We thank the reviewers for the careful reading of the manuscript and for their insightful and constructive comments. The missing details, requested clarifications and additional references will be included in the final version as instructed.$
Kernel choice  [Rev1]: Choosing the kernel family will affect performance and requires some knowledge about the characteristics of the data – this is typical of kernel methods. There is already a large body of literature addressing this (for guidelines cf Ch4 in Rasmussen&Williams), so we refrained from an extensive discussion on this but will add a clarification. For our method, an important criterion is the characteristic property of kernels on which we briefly comment. Once an appropriate kernel family has been selected, hyperparameters such as kernel bandwidth can be selected via cross-validation, a common practice in supervised methods. 

Relationship to K2-ABC [Rev2]: We will overview K2-ABC more thoroughly and make this relationship explicit in the final version. Namely, while K2-ABC uses smoothing on the space of embeddings of distributions (akin to Nadaraya-Watson estimator), our approach determines the summary statistics optimal with respect to a certain loss function – which, in the case of squared loss, corresponds to kernel ridge regression from the space of embeddings of distributions to the parameter space.

Benefits of distribution regression (DR) [Rev2]: Following SA-ABC, we use regression to the parameter space in order to estimate the optimal summary statistics. However, instead of regressing from the concatenation of the data itself or some transformation of it (as in SA-ABC) which is often a difficult high-dimensional regression problem and/or uses heuristics for transformation, we encode the distributional assumptions on the data (whether the data is assumed to be iid given the parameter or whether the parameters correspond to a certain conditional distribution in the model) by using embeddings or conditional embeddings as inputs to the supervised learning. Thus, we can more accurately estimate the optimal summary statistics.  

Random Features [Rev2]: We agree that the method of Bach'15 requires sampling from an importance distribution which is in general intractable. The reference is simply pointing to an active research area with results that random features can in some cases lead to a provable reduction of computational cost without sacrificing statistical efficiency. After the submission of the manuscript, we became aware of further advances in this field (Rudi et al, Generalization Properties of Learning with Random Features). The lack of clarity in this instance will be rectified in the final version.

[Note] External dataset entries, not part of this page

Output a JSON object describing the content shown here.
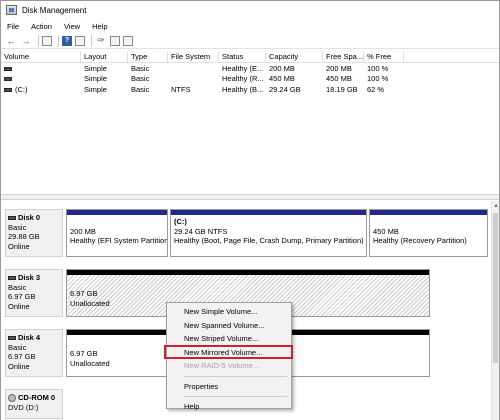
{
  "window": {
    "title": "Disk Management"
  },
  "menu": [
    "File",
    "Action",
    "View",
    "Help"
  ],
  "toolbar": {
    "icons": [
      "back-arrow-icon",
      "forward-arrow-icon",
      "console-tree-icon",
      "properties-icon",
      "help-icon",
      "rescan-icon",
      "disk-list-icon",
      "settings-icon"
    ]
  },
  "volume_table": {
    "headers": [
      "Volume",
      "Layout",
      "Type",
      "File System",
      "Status",
      "Capacity",
      "Free Spa...",
      "% Free"
    ],
    "rows": [
      {
        "volume": "",
        "layout": "Simple",
        "type": "Basic",
        "fs": "",
        "status": "Healthy (E...",
        "capacity": "200 MB",
        "free": "200 MB",
        "pct": "100 %"
      },
      {
        "volume": "",
        "layout": "Simple",
        "type": "Basic",
        "fs": "",
        "status": "Healthy (R...",
        "capacity": "450 MB",
        "free": "450 MB",
        "pct": "100 %"
      },
      {
        "volume": "(C:)",
        "layout": "Simple",
        "type": "Basic",
        "fs": "NTFS",
        "status": "Healthy (B...",
        "capacity": "29.24 GB",
        "free": "18.19 GB",
        "pct": "62 %"
      }
    ]
  },
  "disks": [
    {
      "name": "Disk 0",
      "type": "Basic",
      "size": "29.88 GB",
      "status": "Online",
      "partitions": [
        {
          "label": "",
          "size": "200 MB",
          "status": "Healthy (EFI System Partition)"
        },
        {
          "label": "(C:)",
          "size": "29.24 GB NTFS",
          "status": "Healthy (Boot, Page File, Crash Dump, Primary Partition)"
        },
        {
          "label": "",
          "size": "450 MB",
          "status": "Healthy (Recovery Partition)"
        }
      ]
    },
    {
      "name": "Disk 3",
      "type": "Basic",
      "size": "6.97 GB",
      "status": "Online",
      "partitions": [
        {
          "size": "6.97 GB",
          "status": "Unallocated"
        }
      ]
    },
    {
      "name": "Disk 4",
      "type": "Basic",
      "size": "6.97 GB",
      "status": "Online",
      "partitions": [
        {
          "size": "6.97 GB",
          "status": "Unallocated"
        }
      ]
    },
    {
      "name": "CD-ROM 0",
      "type": "DVD (D:)"
    }
  ],
  "context_menu": {
    "items": [
      {
        "label": "New Simple Volume...",
        "enabled": true
      },
      {
        "label": "New Spanned Volume...",
        "enabled": true
      },
      {
        "label": "New Striped Volume...",
        "enabled": true
      },
      {
        "label": "New Mirrored Volume...",
        "enabled": true,
        "highlighted": true
      },
      {
        "label": "New RAID-5 Volume...",
        "enabled": false
      },
      {
        "label": "Properties",
        "enabled": true
      },
      {
        "label": "Help",
        "enabled": true
      }
    ]
  },
  "colors": {
    "primary_partition_bar": "#1f2a85",
    "unallocated_bar": "#000000",
    "highlight_border": "#d02030"
  }
}
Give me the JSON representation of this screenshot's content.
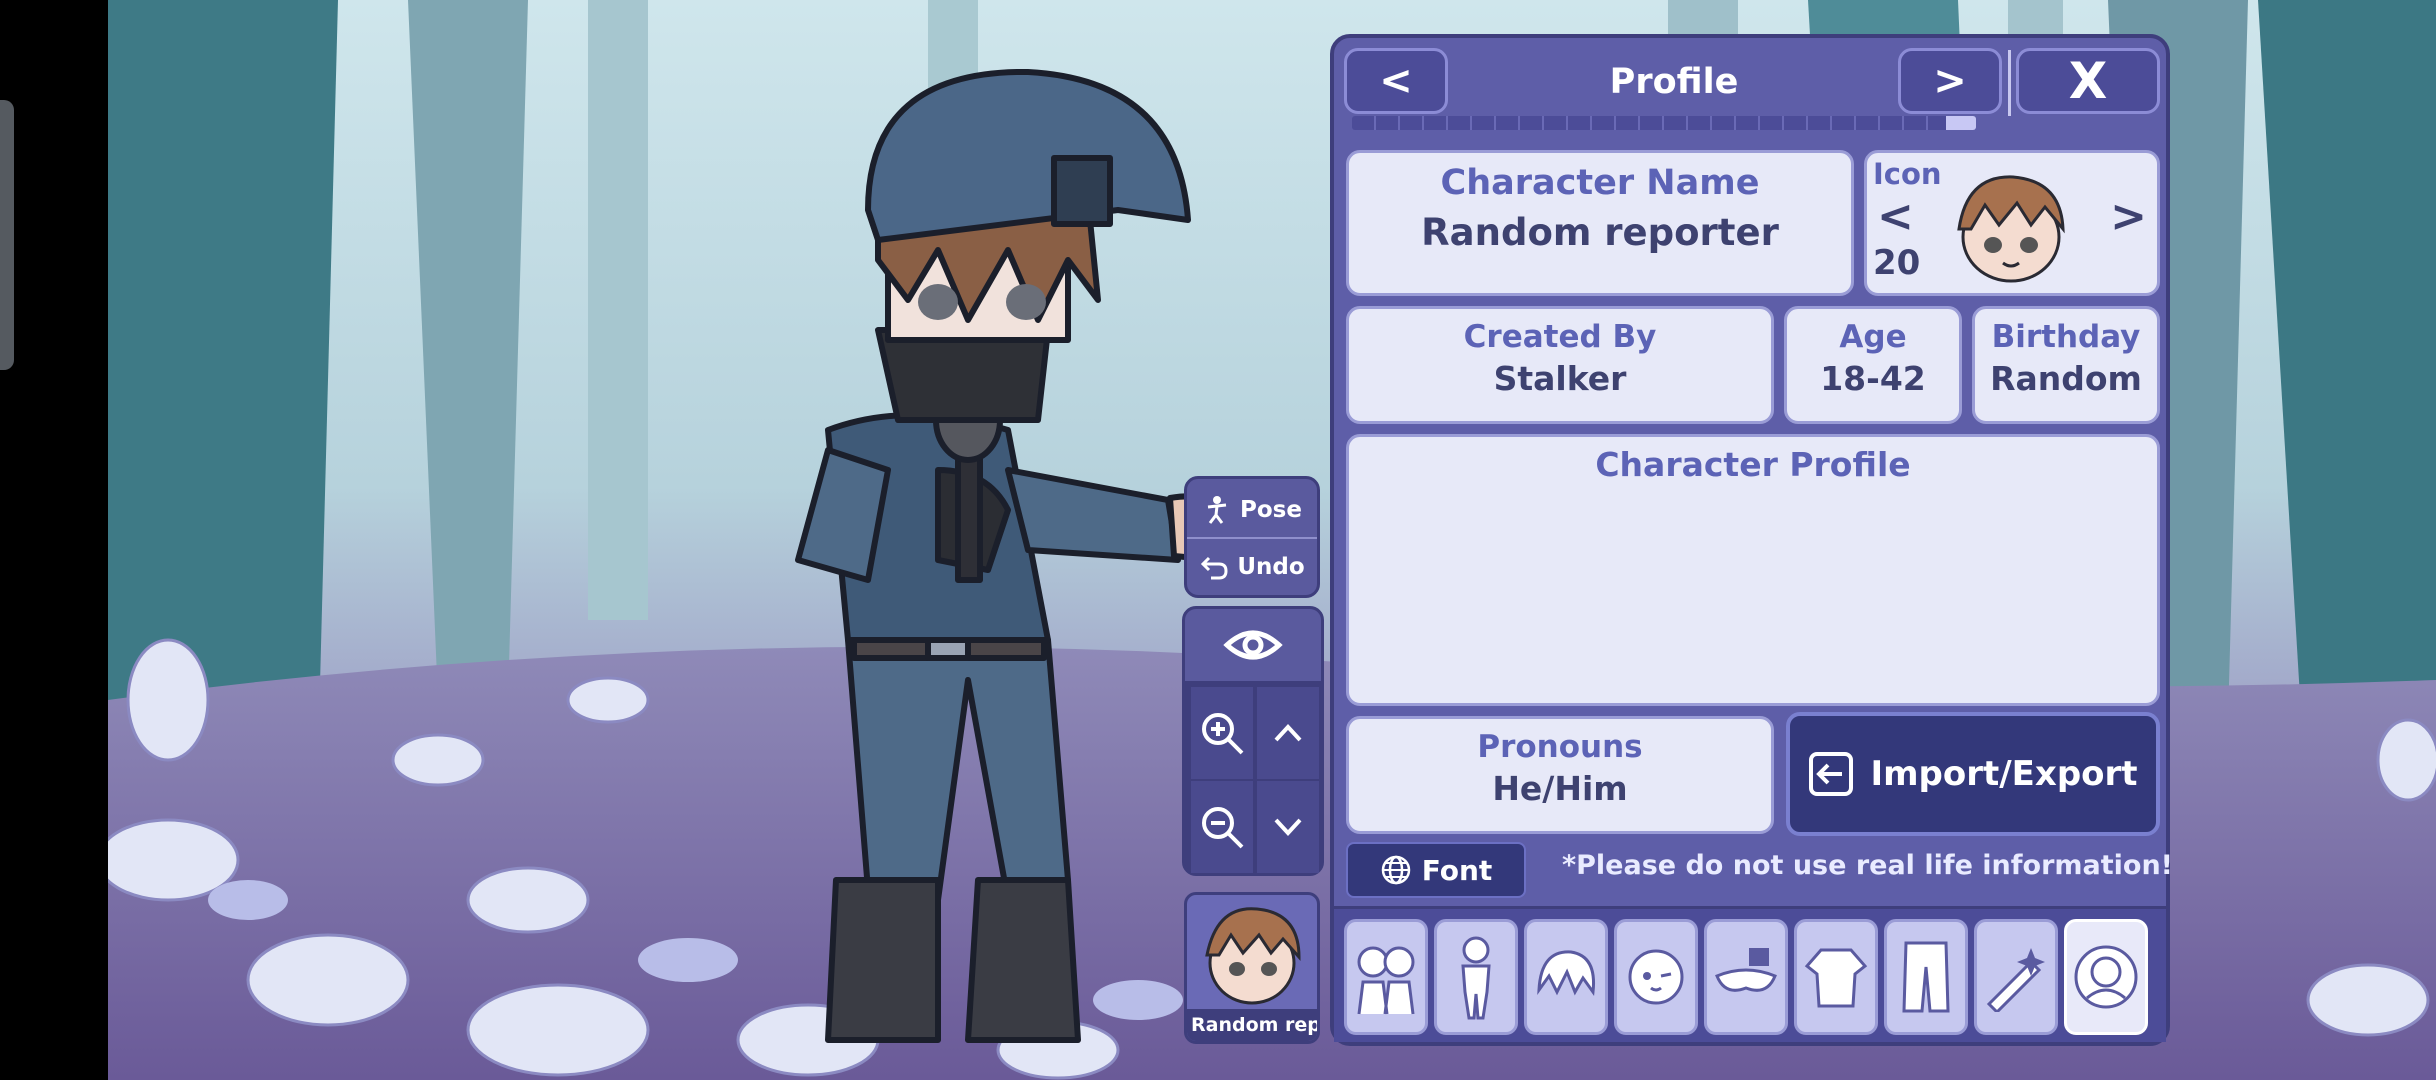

DR-ABC vs conditional DR-ABC (CDR-ABC) [Rev2&Rev3]: The decision which method to use will depend on the modelling assumptions. In the final version, we will give further clarifications. CDR-ABC is preferable when inferring parameters which naturally model certain conditional distribution of one set of observed variables given the other, eg. a transition operator in time series data - this is the case in the blowfly model where the parameters model the transition from N(t-tau),...,N(t) to N(t+1) which is the conditional distribution used for CDR-ABC on this data. Another example for CDR-ABC would be when measurements are made at known spatial locations and the model parametrises the conditional distribution given those locations. When there is no such natural split between the data, DR-ABC can be used as it models the joint distribution of all observed variables.

Values of L and M [Rev3]: This information will be made explicit as instructed (currently provided in figure captions).

Broad prior [Rev3]: Indeed, when the prior is extremely broad, distributions of the simulated data (training inputs) may be far from the distribution of the observed data (test input) which may affect the quality of the fit of DR. Any regression-based technique would have a similar problem though - and the advantage of DR over regressing from the concatenated data as in SA-ABC is precisely to use inputs with a more meaningful distance (using CDR-ABC helps further in this respect, by conditioning on variables whose marginal distributions are not modelled by the parameters to be inferred). 

Interpretation of statistics [Rev3]: Indeed, by constructing summary statistics via  nonparametric regression, performance improvement with respect to a given loss function is achieved at the expense of having difficult to interpret statistics. While it is in principle possible to study the fitted function and how it depends on empirical moments, posterior predictive checks and model criticism would likely need to be performed in a nonparametric fashion as well (e.g. following Lloyd&Ghahramani'15, Statistical Model Criticism using Kernel Two Sample Tests). We thank the reviewer for this useful comment and will add the discussion to the final version.